NCT ID: NCT04042025 Active, not recruiting - SMA Clinical Trials

Long-term Follow-up Study of Patients Receiving Onasemnogene Abeparvovec-xioi

Start date: February 10, 2020
Phase: Phase 3
Study type: Interventional

This is a long-term follow-up safety and efficacy study of participants in clinical trials for spinal muscular atrophy (SMA) who were treated with onasemnogene abeparvovec-xioi. Participants will roll over from their respective previous (parent) study into this long-term study for continuous monitoring of safety as well as monitoring of continued efficacy and durability of response to onasemnogene abeparvovec-xioi treatment.

NCT ID: NCT03709784 Recruiting - Clinical trials for Spinal Muscular Atrophy

Spinraza in Adult Spinal Muscular Atrophy

SAS
Start date: August 16, 2018
Phase:
Study type: Observational

This is a longitudinal, observational study of adult patients with genetically confirmed chromosome 5q SMA to examine the safety, tolerability, and effectiveness of SPINRAZA® (nusinersen) for up to 30 months.

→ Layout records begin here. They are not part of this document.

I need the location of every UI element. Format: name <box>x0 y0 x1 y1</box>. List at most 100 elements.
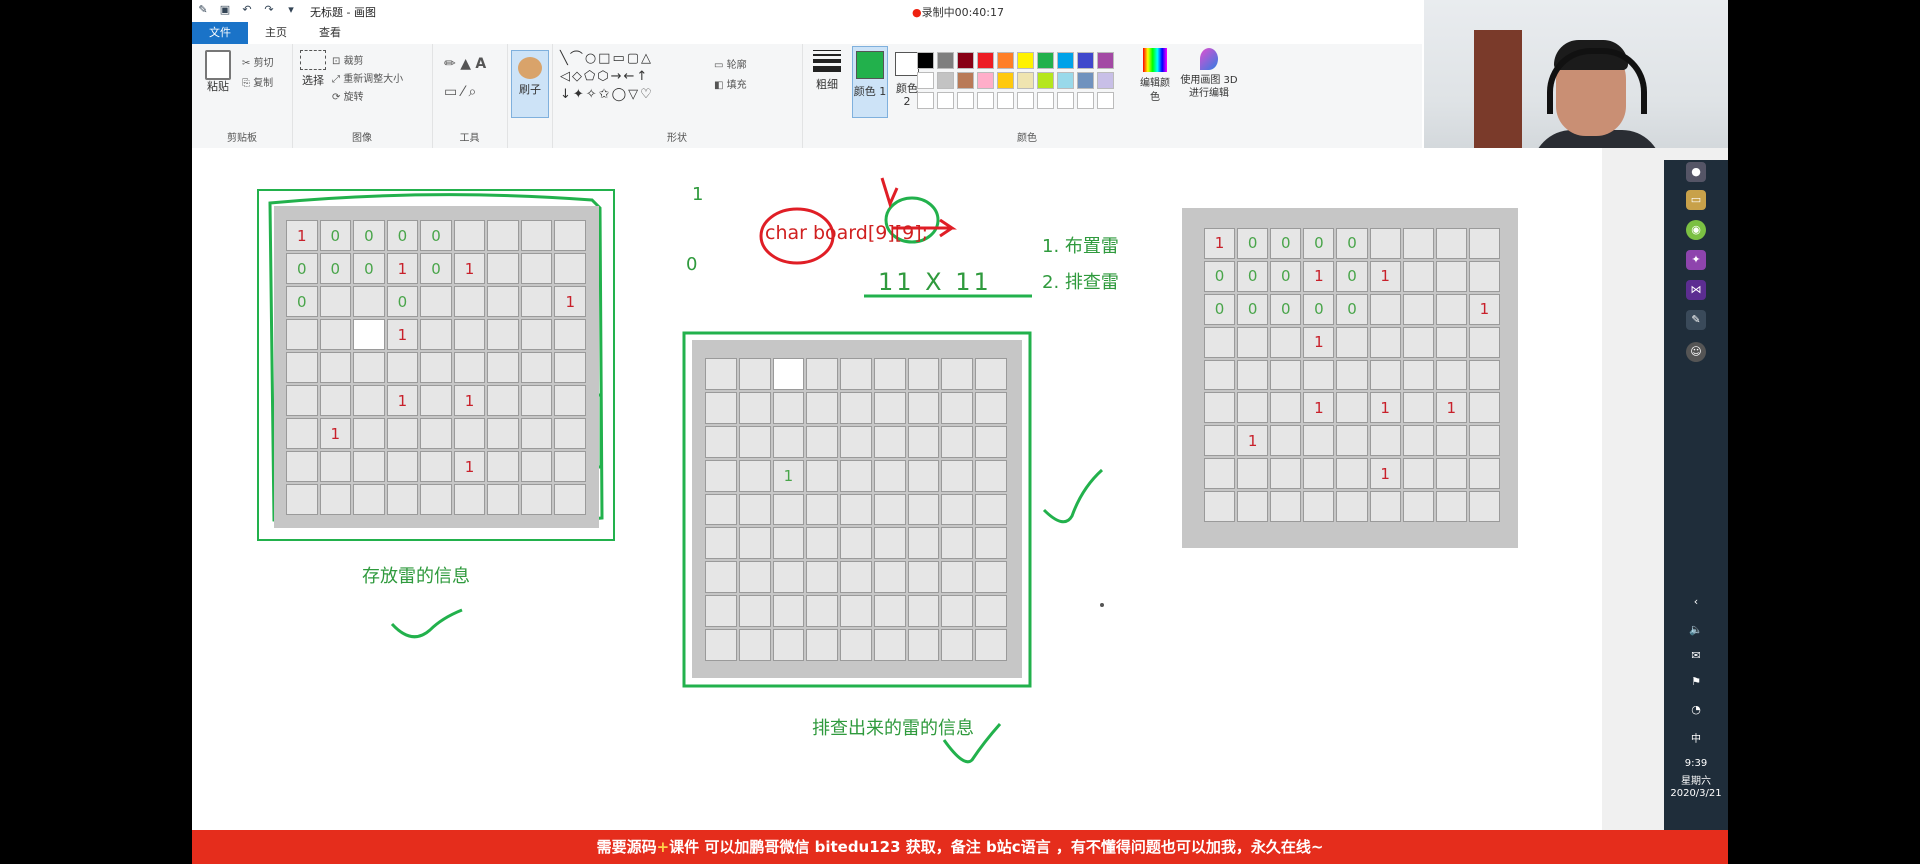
color-picker-icon[interactable]: ⁄ <box>462 84 464 100</box>
palette-row2-swatch-1[interactable] <box>937 72 954 89</box>
palette-custom-swatch-6[interactable] <box>1037 92 1054 109</box>
left-board-cell <box>487 319 519 350</box>
redo-icon[interactable]: ↷ <box>262 3 276 17</box>
right-board-cell <box>1336 425 1368 457</box>
tab-home[interactable]: 主页 <box>250 22 302 44</box>
copy-button[interactable]: ⎘ 复制 <box>242 74 273 89</box>
save-icon[interactable]: ▣ <box>218 3 232 17</box>
palette-row1-swatch-4[interactable] <box>997 52 1014 69</box>
palette-custom-swatch-8[interactable] <box>1077 92 1094 109</box>
paste-button[interactable]: 粘贴 <box>200 50 236 93</box>
palette-row1-swatch-3[interactable] <box>977 52 994 69</box>
app-icon-3[interactable]: ☺ <box>1686 342 1706 362</box>
palette-row1-swatch-7[interactable] <box>1057 52 1074 69</box>
right-board-cell <box>1435 326 1467 358</box>
ime-indicator[interactable]: 中 <box>1664 730 1728 745</box>
paste-label: 粘贴 <box>207 80 229 93</box>
paste-icon <box>205 50 231 80</box>
visual-studio-icon[interactable]: ⋈ <box>1686 280 1706 300</box>
ribbon-tabs: 文件 主页 查看 <box>192 22 1422 45</box>
right-board-cell <box>1468 491 1500 522</box>
left-board-cell <box>319 451 352 482</box>
palette-custom-swatch-5[interactable] <box>1017 92 1034 109</box>
right-board-cell <box>1237 326 1269 358</box>
palette-row1-swatch-6[interactable] <box>1037 52 1054 69</box>
left-board-cell <box>353 352 385 383</box>
left-board-cell <box>420 319 452 350</box>
fill-icon[interactable]: ▲ <box>460 56 471 72</box>
rotate-button[interactable]: ⟳ 旋转 <box>332 88 364 103</box>
palette-custom-swatch-4[interactable] <box>997 92 1014 109</box>
cut-button[interactable]: ✂ 剪切 <box>242 54 274 69</box>
network-icon[interactable]: ⚑ <box>1686 672 1706 692</box>
paint3d-button[interactable]: 使用画图 3D 进行编辑 <box>1178 48 1240 100</box>
left-board-cell <box>453 286 486 317</box>
middle-board-cell <box>772 493 805 526</box>
palette-custom-swatch-2[interactable] <box>957 92 974 109</box>
color1-button[interactable]: 颜色 1 <box>852 46 888 118</box>
palette-row2-swatch-4[interactable] <box>997 72 1014 89</box>
app-icon-4[interactable]: ◔ <box>1686 700 1706 720</box>
tab-file[interactable]: 文件 <box>192 22 248 44</box>
palette-row2-swatch-6[interactable] <box>1037 72 1054 89</box>
folder-icon[interactable]: ▭ <box>1686 190 1706 210</box>
shapes-gallery[interactable]: ╲⌒○□▭▢△ ◁◇⬠⬡→←↑ ↓✦✧✩◯▽♡ <box>560 50 654 104</box>
undo-icon[interactable]: ↶ <box>240 3 254 17</box>
resize-button[interactable]: ⤢ 重新调整大小 <box>332 70 403 85</box>
palette-custom-swatch-7[interactable] <box>1057 92 1074 109</box>
palette-row2-swatch-9[interactable] <box>1097 72 1114 89</box>
middle-board-cell <box>907 629 940 661</box>
palette-row1-swatch-5[interactable] <box>1017 52 1034 69</box>
palette-row2-swatch-7[interactable] <box>1057 72 1074 89</box>
edit-colors-button[interactable]: 编辑颜色 <box>1137 48 1173 104</box>
palette-custom-swatch-3[interactable] <box>977 92 994 109</box>
palette-row2-swatch-3[interactable] <box>977 72 994 89</box>
magnifier-icon[interactable]: ⌕ <box>468 84 476 100</box>
left-board-cell <box>420 484 452 515</box>
right-board-cell <box>1402 491 1434 522</box>
customize-chevron-icon[interactable]: ▾ <box>284 3 298 17</box>
paint-taskbar-icon[interactable]: ✎ <box>1686 310 1706 330</box>
palette-custom-swatch-9[interactable] <box>1097 92 1114 109</box>
right-board-cell <box>1336 392 1368 424</box>
eraser-icon[interactable]: ▭ <box>444 84 457 100</box>
palette-row1-swatch-8[interactable] <box>1077 52 1094 69</box>
palette-row2-swatch-0[interactable] <box>917 72 934 89</box>
right-board-cell: 0 <box>1303 228 1335 259</box>
middle-board-cell <box>705 629 737 661</box>
outline-button[interactable]: ▭ 轮廓 <box>714 56 747 71</box>
palette-row2-swatch-5[interactable] <box>1017 72 1034 89</box>
palette-row1-swatch-9[interactable] <box>1097 52 1114 69</box>
palette-row2-swatch-8[interactable] <box>1077 72 1094 89</box>
drawing-canvas[interactable]: 1000000010100111111 1 100000001010000011… <box>192 148 1602 830</box>
wechat-icon[interactable]: ✉ <box>1686 646 1706 666</box>
fill-button[interactable]: ◧ 填充 <box>714 76 747 91</box>
chrome-icon[interactable]: ◉ <box>1686 220 1706 240</box>
app-icon-1[interactable]: ● <box>1686 162 1706 182</box>
left-board-cell: 0 <box>386 220 419 251</box>
palette-custom-swatch-0[interactable] <box>917 92 934 109</box>
text-icon[interactable]: A <box>475 56 486 72</box>
middle-board-cell <box>907 459 940 492</box>
tab-view[interactable]: 查看 <box>304 22 356 44</box>
palette-row1-swatch-0[interactable] <box>917 52 934 69</box>
app-icon-2[interactable]: ✦ <box>1686 250 1706 270</box>
left-board-cell <box>353 418 385 449</box>
middle-board-cell <box>772 358 805 390</box>
crop-button[interactable]: ⊡ 裁剪 <box>332 52 364 67</box>
brushes-button[interactable]: 刷子 <box>511 50 549 118</box>
select-icon <box>300 50 326 70</box>
palette-row1-swatch-2[interactable] <box>957 52 974 69</box>
right-board-cell <box>1336 326 1368 358</box>
palette-custom-swatch-1[interactable] <box>937 92 954 109</box>
volume-icon[interactable]: 🔈 <box>1686 620 1706 640</box>
board-left-grid: 1000000010100111111 <box>286 220 586 515</box>
middle-board-cell <box>806 493 839 526</box>
size-button[interactable]: 粗细 <box>810 50 844 91</box>
palette-row1-swatch-1[interactable] <box>937 52 954 69</box>
pencil-icon[interactable]: ✏ <box>444 56 456 72</box>
group-shapes: ╲⌒○□▭▢△ ◁◇⬠⬡→←↑ ↓✦✧✩◯▽♡ ▭ 轮廓 ◧ 填充 形状 <box>552 44 803 148</box>
tray-chevron-icon[interactable]: ‹ <box>1686 592 1706 612</box>
select-button[interactable]: 选择 <box>298 50 328 87</box>
palette-row2-swatch-2[interactable] <box>957 72 974 89</box>
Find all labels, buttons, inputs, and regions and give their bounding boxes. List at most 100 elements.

NCT ID: NCT01302600 Completed - Clinical trials for Spinal Muscular Atrophy Type II

Safety and Efficacy of Olesoxime (TRO19622) in 3-25 Years SMA Patients.

Start date: November 2010
Phase: Phase 2
Study type: Interventional

Assess the efficacy and the safety of olesoxime in SMA type 2 or type 3 non ambulant patients aged 3-25 years

NCT ID: NCT00439569 Terminated - Clinical trials for Spinal Muscular Atrophy Type II

Clinical Trial of Sodium Phenylbutyrate in Children With Spinal Muscular Atrophy Types II or III

NPTUNE01
Start date: January 2008
Phase: Phase 1/Phase 2
Study type: Interventional

The purpose of this study is to identify the maximum tolerated dosage of sodium phenylbutyrate in children with spinal muscular atrophy types II or III; and to determine if the drug has an effect on SMN mRNA and protein levels.